Employers have a grace period of 14 days after the end of the month to pay our CPF contributions. If the 14th day falls on a weekend or Public Holiday, employers have up to the next working day to pay our CPF Contributions.

If our employers do not pay CPF contributions on time, they may have to pay interest on late payments and a fine, which will go towards making up for any loss in employee’s interest returns. Employers who pay late may face:

  • Late payment interest, charged at 18% per annum (1.5% per month), or a minimum of $5 per month.
  • Fines of between $1,000 and $5,000 per offence and/or up to 6 months jail
  • Fines of between $2,000 and $10,000 per offences and up to 12 months jail for repeat offenders
  • Fines of up to $10,000, imprisonment of up to 7 years or both if employee’s share of CPF contributions are deducted by fail to pay to CPF Board

How Do I Check My CPF Contributions?

Step 1: Login to your CPF Account, via the CPF website.

Step 2: You should see the latest CPF contribution and the date you received the funds.

Step 3: To check on additional details and past contributions, go to My Statement (Section B) and click to see your Contribution History.

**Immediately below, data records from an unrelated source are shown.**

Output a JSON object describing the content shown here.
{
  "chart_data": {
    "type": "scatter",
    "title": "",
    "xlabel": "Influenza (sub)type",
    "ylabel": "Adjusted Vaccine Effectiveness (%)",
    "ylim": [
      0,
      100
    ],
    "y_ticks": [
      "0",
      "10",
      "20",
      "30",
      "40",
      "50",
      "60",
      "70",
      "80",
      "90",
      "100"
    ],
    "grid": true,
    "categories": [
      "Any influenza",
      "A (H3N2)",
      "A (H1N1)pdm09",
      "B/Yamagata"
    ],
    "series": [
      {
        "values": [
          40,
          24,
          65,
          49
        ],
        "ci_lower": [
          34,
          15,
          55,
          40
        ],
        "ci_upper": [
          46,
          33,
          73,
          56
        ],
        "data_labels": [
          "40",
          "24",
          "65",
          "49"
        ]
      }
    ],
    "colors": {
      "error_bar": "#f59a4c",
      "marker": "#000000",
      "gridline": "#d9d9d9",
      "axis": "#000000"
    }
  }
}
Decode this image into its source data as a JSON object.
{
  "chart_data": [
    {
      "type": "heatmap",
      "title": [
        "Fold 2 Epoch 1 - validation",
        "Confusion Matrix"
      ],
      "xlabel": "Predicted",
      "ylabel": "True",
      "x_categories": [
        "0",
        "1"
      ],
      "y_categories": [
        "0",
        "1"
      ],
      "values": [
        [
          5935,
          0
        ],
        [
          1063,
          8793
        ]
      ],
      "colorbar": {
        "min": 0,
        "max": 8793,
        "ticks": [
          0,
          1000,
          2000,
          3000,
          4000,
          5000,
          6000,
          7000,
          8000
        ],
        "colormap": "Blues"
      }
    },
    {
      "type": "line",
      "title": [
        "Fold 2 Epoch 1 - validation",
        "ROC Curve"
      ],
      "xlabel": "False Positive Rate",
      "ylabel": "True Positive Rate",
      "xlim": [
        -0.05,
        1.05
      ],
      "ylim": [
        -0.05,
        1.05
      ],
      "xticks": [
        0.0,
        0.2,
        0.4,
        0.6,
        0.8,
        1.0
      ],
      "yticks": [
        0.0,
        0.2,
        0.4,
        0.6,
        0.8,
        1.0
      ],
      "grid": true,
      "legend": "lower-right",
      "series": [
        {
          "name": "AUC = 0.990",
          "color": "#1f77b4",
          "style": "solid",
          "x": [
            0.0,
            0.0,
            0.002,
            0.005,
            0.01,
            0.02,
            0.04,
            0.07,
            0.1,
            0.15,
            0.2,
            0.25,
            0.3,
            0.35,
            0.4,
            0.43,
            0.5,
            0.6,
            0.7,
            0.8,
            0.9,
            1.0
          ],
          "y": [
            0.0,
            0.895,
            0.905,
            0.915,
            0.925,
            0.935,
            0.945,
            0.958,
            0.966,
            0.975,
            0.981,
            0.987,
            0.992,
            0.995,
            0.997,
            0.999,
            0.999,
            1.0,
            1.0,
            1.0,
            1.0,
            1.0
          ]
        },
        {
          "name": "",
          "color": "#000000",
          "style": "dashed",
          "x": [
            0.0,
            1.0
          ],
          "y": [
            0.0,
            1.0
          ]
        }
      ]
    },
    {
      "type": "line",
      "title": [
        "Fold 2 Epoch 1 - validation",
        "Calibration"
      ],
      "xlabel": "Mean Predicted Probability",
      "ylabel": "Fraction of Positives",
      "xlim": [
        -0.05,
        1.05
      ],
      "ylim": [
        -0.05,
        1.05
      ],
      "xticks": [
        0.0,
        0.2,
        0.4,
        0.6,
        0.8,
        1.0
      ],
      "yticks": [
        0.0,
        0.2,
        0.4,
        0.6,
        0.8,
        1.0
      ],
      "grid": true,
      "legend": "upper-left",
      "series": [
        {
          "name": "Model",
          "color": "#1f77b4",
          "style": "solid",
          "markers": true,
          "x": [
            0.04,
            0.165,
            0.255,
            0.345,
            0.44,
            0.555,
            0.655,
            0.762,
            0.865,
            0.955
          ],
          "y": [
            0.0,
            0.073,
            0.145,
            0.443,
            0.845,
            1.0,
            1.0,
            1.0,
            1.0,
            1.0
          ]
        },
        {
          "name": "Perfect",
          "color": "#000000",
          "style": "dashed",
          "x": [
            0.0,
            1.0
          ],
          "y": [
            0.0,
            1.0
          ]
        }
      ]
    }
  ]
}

Alternatively,  we can also use the CPF app to review our contributions.

Even though the responsibility of making CPF contributions is on our employer, we should still regularly check if we have received the right amount. If we spot any errors, we should check in with our employer, and if we need to escalate the issue, we can email the Ministry of Manpower.

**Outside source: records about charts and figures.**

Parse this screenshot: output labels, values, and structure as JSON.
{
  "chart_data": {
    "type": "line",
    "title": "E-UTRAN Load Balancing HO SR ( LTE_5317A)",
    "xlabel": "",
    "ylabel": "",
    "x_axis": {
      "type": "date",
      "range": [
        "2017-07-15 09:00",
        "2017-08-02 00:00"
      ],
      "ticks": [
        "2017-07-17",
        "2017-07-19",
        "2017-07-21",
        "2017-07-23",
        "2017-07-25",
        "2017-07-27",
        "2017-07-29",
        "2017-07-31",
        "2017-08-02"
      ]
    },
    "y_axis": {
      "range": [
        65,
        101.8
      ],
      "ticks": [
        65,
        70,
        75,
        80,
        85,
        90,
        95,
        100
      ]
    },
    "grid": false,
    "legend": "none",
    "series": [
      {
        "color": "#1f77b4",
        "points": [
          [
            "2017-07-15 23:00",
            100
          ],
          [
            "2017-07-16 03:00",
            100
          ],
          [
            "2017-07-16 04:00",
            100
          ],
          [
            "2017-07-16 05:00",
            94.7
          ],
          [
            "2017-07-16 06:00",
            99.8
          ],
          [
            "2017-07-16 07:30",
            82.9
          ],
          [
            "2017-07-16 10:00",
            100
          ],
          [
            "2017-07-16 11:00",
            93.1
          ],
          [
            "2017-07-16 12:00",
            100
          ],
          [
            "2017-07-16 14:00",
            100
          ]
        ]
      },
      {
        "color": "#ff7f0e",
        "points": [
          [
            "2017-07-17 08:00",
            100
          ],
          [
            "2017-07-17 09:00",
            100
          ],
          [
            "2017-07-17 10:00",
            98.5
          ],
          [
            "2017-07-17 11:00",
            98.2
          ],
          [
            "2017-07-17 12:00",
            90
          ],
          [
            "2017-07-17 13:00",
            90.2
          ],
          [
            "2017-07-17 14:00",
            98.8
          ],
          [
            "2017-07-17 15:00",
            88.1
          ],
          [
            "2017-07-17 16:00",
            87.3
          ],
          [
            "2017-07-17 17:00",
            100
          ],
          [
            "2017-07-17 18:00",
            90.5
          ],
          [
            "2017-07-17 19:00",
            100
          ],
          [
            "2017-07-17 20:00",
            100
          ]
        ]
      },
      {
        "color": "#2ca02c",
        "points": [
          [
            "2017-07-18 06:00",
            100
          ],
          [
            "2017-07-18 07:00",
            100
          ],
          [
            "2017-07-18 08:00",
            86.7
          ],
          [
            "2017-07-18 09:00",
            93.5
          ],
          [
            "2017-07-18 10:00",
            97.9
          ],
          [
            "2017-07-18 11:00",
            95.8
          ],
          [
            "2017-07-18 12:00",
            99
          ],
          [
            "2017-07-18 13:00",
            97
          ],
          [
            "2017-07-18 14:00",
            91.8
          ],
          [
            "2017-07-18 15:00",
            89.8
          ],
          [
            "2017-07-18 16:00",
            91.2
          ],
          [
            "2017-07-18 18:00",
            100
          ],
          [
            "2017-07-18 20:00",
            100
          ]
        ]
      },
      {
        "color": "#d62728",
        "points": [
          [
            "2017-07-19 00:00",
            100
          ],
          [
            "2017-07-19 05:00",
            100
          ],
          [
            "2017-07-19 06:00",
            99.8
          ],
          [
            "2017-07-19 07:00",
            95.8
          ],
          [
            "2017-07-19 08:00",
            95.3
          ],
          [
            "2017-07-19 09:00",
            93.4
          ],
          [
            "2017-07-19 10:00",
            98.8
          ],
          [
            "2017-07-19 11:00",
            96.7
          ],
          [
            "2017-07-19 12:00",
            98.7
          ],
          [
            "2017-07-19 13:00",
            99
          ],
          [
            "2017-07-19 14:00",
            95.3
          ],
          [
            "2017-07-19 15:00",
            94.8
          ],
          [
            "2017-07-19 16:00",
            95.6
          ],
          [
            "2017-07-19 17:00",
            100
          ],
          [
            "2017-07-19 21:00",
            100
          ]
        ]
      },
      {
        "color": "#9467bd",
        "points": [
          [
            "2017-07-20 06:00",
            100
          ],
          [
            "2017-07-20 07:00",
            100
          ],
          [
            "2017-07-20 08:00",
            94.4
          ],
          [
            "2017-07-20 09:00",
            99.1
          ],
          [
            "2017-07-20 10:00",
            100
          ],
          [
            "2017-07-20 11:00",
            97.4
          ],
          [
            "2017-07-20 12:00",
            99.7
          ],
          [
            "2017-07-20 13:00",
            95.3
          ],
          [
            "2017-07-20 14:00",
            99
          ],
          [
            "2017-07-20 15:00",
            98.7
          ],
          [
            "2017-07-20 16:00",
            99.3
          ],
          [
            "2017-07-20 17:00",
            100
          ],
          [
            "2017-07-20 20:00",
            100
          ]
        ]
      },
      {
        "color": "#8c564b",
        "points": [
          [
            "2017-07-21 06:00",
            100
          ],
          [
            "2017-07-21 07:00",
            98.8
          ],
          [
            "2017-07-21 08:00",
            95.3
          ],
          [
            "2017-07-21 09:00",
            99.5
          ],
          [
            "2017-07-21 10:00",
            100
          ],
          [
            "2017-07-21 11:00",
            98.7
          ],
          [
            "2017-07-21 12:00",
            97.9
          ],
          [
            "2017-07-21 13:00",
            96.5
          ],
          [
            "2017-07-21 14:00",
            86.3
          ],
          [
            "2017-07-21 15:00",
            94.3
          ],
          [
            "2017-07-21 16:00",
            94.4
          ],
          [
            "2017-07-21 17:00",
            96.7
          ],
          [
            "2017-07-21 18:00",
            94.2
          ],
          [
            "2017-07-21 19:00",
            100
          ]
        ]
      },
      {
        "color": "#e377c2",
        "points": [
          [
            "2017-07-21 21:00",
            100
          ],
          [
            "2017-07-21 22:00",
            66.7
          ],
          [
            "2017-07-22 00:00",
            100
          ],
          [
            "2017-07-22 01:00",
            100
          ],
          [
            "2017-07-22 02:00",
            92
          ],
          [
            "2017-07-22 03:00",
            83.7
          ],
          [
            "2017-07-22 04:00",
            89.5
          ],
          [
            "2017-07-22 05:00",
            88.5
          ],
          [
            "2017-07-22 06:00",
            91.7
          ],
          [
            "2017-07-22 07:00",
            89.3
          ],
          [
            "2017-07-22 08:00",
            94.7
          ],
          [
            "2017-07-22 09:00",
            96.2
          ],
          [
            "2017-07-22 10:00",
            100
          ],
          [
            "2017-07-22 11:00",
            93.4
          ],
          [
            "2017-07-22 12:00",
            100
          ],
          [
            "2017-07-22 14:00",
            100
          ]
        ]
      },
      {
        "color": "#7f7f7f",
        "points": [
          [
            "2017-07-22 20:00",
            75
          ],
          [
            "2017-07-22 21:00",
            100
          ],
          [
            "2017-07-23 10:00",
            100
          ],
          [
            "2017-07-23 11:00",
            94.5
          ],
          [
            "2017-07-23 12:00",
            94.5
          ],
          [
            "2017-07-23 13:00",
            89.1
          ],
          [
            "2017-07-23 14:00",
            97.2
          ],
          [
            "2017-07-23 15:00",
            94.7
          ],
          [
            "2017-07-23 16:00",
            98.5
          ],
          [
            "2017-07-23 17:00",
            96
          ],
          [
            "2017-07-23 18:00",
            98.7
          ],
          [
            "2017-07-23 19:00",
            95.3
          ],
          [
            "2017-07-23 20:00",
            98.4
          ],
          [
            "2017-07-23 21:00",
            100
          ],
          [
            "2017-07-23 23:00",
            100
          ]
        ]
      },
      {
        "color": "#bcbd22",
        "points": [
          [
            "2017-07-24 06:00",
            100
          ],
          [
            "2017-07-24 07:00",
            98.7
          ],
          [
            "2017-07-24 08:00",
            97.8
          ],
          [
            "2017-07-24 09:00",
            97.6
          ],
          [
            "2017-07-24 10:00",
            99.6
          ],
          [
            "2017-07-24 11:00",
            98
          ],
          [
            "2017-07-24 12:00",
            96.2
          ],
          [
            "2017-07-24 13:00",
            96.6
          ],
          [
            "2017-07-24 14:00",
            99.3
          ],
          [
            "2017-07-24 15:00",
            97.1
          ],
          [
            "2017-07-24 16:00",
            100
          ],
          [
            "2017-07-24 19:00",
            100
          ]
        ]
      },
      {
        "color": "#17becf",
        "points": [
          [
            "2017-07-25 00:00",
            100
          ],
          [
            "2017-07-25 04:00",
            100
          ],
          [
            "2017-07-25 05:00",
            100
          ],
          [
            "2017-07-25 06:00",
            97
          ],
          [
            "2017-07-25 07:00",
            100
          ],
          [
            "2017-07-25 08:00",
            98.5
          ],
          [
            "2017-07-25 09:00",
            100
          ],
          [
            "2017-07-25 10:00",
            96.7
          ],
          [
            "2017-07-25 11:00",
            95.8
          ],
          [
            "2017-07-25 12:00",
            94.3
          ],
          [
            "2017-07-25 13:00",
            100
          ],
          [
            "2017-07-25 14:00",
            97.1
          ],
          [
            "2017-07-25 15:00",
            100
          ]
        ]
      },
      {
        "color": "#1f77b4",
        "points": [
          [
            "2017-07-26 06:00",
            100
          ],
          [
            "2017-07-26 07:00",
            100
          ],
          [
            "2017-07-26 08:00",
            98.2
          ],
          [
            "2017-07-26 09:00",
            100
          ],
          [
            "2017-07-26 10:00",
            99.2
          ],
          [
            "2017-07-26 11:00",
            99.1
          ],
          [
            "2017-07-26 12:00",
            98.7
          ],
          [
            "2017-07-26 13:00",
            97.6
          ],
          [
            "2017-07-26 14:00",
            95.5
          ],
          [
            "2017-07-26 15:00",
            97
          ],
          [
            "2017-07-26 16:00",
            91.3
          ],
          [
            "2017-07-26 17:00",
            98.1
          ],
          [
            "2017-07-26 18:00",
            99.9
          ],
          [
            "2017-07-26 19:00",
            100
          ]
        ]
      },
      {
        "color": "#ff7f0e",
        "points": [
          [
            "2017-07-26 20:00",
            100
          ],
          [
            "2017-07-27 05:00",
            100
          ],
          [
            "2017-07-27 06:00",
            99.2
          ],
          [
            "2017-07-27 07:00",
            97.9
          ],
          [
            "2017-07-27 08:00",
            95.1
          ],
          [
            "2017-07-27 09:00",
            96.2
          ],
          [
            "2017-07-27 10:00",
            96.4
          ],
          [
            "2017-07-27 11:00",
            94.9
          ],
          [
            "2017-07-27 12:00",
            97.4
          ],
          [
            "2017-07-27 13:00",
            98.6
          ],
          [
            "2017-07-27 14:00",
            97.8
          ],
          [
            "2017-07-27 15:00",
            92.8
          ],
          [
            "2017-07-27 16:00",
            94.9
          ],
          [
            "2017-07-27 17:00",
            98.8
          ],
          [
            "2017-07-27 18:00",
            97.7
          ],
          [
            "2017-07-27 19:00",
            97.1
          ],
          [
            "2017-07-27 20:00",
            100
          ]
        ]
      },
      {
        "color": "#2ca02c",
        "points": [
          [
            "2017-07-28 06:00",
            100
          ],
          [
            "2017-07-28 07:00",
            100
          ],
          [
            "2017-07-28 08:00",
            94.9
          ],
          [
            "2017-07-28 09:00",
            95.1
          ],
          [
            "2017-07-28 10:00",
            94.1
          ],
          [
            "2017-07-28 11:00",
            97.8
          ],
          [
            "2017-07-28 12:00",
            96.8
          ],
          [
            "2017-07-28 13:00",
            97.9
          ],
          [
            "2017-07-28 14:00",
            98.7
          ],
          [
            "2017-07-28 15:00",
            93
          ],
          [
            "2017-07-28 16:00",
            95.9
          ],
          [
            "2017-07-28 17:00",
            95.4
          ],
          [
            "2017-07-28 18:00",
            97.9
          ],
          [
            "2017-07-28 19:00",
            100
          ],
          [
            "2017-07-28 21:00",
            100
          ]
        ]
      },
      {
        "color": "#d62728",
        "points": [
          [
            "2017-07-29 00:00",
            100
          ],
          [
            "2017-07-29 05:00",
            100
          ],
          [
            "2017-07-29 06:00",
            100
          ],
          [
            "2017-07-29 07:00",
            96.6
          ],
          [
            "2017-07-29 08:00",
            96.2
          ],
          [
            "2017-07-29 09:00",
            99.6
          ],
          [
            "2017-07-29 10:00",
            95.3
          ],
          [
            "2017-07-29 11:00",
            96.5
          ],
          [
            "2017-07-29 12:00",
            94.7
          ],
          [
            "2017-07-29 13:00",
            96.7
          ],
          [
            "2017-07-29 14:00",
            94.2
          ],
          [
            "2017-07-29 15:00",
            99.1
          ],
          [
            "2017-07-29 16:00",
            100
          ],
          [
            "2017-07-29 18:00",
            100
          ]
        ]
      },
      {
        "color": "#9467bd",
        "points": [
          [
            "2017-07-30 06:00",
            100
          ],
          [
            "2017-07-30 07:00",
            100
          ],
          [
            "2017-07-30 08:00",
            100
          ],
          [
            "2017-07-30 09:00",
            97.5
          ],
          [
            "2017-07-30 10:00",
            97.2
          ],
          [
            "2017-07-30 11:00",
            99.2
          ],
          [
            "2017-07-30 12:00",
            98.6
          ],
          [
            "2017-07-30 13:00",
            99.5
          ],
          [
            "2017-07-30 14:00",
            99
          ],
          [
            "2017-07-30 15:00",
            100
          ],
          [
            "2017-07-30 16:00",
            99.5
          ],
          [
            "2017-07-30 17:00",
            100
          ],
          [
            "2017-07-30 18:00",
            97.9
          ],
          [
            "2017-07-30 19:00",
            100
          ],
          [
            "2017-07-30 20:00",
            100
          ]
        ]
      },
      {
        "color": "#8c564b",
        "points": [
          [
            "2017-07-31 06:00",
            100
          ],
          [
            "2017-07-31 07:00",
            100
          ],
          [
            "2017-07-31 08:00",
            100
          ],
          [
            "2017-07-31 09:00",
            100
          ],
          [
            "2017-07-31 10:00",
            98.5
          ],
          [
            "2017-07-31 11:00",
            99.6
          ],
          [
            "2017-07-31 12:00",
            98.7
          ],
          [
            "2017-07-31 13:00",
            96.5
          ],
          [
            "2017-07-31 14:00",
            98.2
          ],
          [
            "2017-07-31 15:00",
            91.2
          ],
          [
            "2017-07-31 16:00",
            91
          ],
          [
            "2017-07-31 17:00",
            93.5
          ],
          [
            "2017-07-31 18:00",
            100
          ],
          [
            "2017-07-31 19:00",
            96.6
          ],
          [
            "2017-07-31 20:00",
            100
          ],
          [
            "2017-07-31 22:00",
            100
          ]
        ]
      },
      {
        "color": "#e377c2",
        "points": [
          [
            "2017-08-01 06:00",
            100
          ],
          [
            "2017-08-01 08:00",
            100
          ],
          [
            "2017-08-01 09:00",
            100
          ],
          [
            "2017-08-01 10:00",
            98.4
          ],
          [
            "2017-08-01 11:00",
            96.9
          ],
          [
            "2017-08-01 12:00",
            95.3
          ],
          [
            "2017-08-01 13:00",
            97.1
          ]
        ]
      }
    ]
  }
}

Since our employer has up to 14 days to make payment, we should only raise the matter after that.

What Can I Use My CPF Contributions For?

Balances in our CPF accounts can be used in diverse ways to simplify and improve our lives:

# 1 We can use our CPF contributions to pay for our home downpayment and monthly mortgages

# 2 Treat it as forced savings for our retirement and healthcare needs. In addition, we can also use part of our Ordinary Account and Special Account balances to invest in the stock market and other financial products

# 3 Pay for our or loved ones’ education in Singapore, at approved institutions. One important thing we have to note is that we need to pay these funds back, with accrued interest.

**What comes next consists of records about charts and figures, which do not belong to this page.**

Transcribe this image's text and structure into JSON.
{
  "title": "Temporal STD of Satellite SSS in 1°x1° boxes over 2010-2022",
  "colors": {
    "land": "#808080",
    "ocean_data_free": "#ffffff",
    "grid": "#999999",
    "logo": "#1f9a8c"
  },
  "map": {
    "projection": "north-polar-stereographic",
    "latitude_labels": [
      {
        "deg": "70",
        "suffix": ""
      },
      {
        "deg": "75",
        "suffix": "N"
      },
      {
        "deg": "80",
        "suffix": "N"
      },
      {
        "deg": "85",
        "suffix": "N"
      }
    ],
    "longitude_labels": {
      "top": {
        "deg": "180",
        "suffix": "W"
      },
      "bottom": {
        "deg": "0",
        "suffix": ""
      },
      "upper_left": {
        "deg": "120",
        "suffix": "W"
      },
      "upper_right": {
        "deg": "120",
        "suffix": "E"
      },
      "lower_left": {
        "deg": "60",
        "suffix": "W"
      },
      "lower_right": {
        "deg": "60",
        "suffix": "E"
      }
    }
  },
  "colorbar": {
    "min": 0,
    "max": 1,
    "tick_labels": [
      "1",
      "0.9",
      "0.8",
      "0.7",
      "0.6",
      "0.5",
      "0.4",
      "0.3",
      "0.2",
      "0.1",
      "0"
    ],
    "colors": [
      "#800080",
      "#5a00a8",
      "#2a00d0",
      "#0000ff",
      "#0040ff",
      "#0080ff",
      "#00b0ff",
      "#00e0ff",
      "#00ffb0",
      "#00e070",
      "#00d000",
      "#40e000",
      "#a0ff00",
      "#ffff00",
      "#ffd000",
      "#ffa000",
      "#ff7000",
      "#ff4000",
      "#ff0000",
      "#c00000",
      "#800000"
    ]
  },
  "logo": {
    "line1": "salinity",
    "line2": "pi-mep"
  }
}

Read Also: Complete Guide To Using Your CPF To Pay For University And Polytechnic Fees Under The CPF Education Scheme

# 4 Pay for certain of our or our loved ones’ insurance policies in Singapore. We can use our OA balances to pay for our Home Protection Scheme (HPS) and Dependents’ Protection Scheme (DPS), which provide our loved ones with greater financial security. We can also pay for our and our loved ones’ MediShield Life premiums and ElderShield or CareShield Life premiums with our MA balances.

# 5 Once we turn 55, our OA and SA balances will be transferred into our RA. These funds will be used to give us a lifelong monthly income via CPF LIFE, after we retire.

Read Also: What Happens To Your CPF Monies After Transferring It To Your Retirement Account (RA) At Age 55?


This article was first written on 15 April 2019 and has been updated.